Strange as it seems, the nuances of the Freedom of Information Act have loomed improbably large lately over Arkansas football, having played a key role in fanning the flames that lapped at both Houston Nutt and Bobby Petrino on their way out of town. Now, in the case of new head coach Bret Bielema, his first Fayetteveille FOIA might as well be a rite of initiation.
Unlike his predecessors, Bielema isn't being pursued for scandal, but rather for a friendly note he wrote his new boss earlier this year – at least two months before the Razorbacks left the rest of the country gobsmacked last week by poaching the architect of back-to-back-to-back Big Ten championship teams at Wisconsin. According to documents released by the university, Bielema actually made contact with Arkansas athletic director Jeff Long in September, when he sent Long a handwritten note supporting his decision to fire Petrino after a motorcycle accident revealed an inappropriate relationship with an athletic department staffer. Reporters picked up the scent when Long mentioned the note from Bielema last week, and on Monday got their hands on the original:
And for those of you who'd actually like to read it, a translation:
Just wanted to say that this note is long past due. As I watched your press conference this past spring I wanted to reach out and say how much I respected your actions but more importantly your words. As a head coach I know that my comments are looked at in every way possible. Here at UW I have a great AD because he is a man of his word and asks the same for all of us. Best wishes moving forward and stay strong. It was the right call!

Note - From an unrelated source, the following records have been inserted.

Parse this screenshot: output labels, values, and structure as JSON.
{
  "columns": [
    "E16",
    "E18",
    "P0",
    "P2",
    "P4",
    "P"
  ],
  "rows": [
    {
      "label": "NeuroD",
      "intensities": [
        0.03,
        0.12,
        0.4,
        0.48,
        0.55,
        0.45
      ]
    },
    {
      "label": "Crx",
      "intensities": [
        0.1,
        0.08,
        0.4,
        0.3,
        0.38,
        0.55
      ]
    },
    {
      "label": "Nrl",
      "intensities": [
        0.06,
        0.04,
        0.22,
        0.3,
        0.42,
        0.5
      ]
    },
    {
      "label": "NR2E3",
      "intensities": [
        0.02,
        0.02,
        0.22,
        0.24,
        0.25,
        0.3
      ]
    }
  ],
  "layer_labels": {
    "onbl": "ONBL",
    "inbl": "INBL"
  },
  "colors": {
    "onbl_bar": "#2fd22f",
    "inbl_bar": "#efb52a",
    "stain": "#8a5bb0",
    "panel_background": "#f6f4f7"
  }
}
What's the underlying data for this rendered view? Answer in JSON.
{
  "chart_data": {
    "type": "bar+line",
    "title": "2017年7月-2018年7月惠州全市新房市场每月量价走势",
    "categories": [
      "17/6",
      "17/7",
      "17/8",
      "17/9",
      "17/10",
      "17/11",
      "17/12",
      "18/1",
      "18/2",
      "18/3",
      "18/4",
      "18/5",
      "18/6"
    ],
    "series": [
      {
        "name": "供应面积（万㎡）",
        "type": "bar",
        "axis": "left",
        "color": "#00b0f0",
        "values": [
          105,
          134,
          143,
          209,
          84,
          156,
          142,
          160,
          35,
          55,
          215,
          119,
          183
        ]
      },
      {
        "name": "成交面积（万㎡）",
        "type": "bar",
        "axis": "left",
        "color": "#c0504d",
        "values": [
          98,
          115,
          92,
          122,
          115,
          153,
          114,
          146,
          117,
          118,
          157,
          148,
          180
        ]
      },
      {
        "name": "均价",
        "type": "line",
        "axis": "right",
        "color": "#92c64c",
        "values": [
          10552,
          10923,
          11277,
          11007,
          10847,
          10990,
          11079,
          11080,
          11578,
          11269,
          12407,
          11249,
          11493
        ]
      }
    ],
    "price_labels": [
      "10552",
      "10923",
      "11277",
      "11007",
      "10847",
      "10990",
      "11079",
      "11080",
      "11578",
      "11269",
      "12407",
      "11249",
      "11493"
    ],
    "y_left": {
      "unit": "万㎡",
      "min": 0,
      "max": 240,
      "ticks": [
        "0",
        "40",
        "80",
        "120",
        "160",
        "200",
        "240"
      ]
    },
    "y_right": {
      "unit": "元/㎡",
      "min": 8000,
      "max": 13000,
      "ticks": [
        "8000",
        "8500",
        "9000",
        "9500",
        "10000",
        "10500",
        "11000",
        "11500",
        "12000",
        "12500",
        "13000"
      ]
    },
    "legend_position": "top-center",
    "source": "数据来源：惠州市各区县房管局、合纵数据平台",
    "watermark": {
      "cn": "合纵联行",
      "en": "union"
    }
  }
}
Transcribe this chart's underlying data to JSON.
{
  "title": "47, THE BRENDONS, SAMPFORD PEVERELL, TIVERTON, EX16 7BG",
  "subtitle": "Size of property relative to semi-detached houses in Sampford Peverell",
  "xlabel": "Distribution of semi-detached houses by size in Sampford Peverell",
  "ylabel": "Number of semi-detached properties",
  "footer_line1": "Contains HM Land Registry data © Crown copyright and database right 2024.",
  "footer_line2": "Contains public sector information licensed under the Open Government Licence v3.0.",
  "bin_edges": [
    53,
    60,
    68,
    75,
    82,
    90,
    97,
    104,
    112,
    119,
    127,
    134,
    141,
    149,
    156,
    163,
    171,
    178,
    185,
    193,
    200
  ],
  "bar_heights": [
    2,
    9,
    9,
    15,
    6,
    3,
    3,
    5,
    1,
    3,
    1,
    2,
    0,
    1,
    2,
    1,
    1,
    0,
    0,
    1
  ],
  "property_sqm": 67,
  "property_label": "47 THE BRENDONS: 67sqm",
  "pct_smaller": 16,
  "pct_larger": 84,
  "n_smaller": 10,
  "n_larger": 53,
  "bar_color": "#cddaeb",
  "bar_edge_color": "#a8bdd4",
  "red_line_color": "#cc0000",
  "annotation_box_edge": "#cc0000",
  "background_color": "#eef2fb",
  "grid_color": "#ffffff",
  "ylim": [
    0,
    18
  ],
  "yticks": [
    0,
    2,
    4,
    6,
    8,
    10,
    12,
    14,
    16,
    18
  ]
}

P.S. One thing I have learned through my time here at UW is that today's society wants to win them all, but as Coaches and Administrators we need to balance the Big Picture for all our student athletes!
The letter isn't dated, though Long indicated last week that it was sent in September, which is about the time Arkansas' highly anticipated season hit the skids in consecutive losses to Louisiana-Monroe, Alabama, Rutgers and Texas A&M, all humiliating defeats in their own way. By the end of the month, there was little pretense that interim coach John L. Smith would be back in 2013, and Long spent the last two-thirds of the season preparing for a fast, efficient search. Even in the darkest corners of the most obscure message board, there was no inkling that the process would result in Long hiring Bielema, a born-and-bred Big Ten guy – he still boasts a Hawkeye tattoo from his playing days at Iowa – who seemed as entrenched in Madison as any coach in the conference.
Also in September, Bielema fired his new offensive line coach after just two games, the first sign of discontent with an overhauled staff. Even with an unlikely return to the Rose Bowl on deck, the Badgers finished the regular season with as many losses (5) as in their 2010-11 Rose Bowl seasons combined. Was Bielema laying the groundwork for a possible escape as early as September? Even if we can't go that far, yet, we can surmise his departure wasn't quite as out-of-the-blue as it seemed.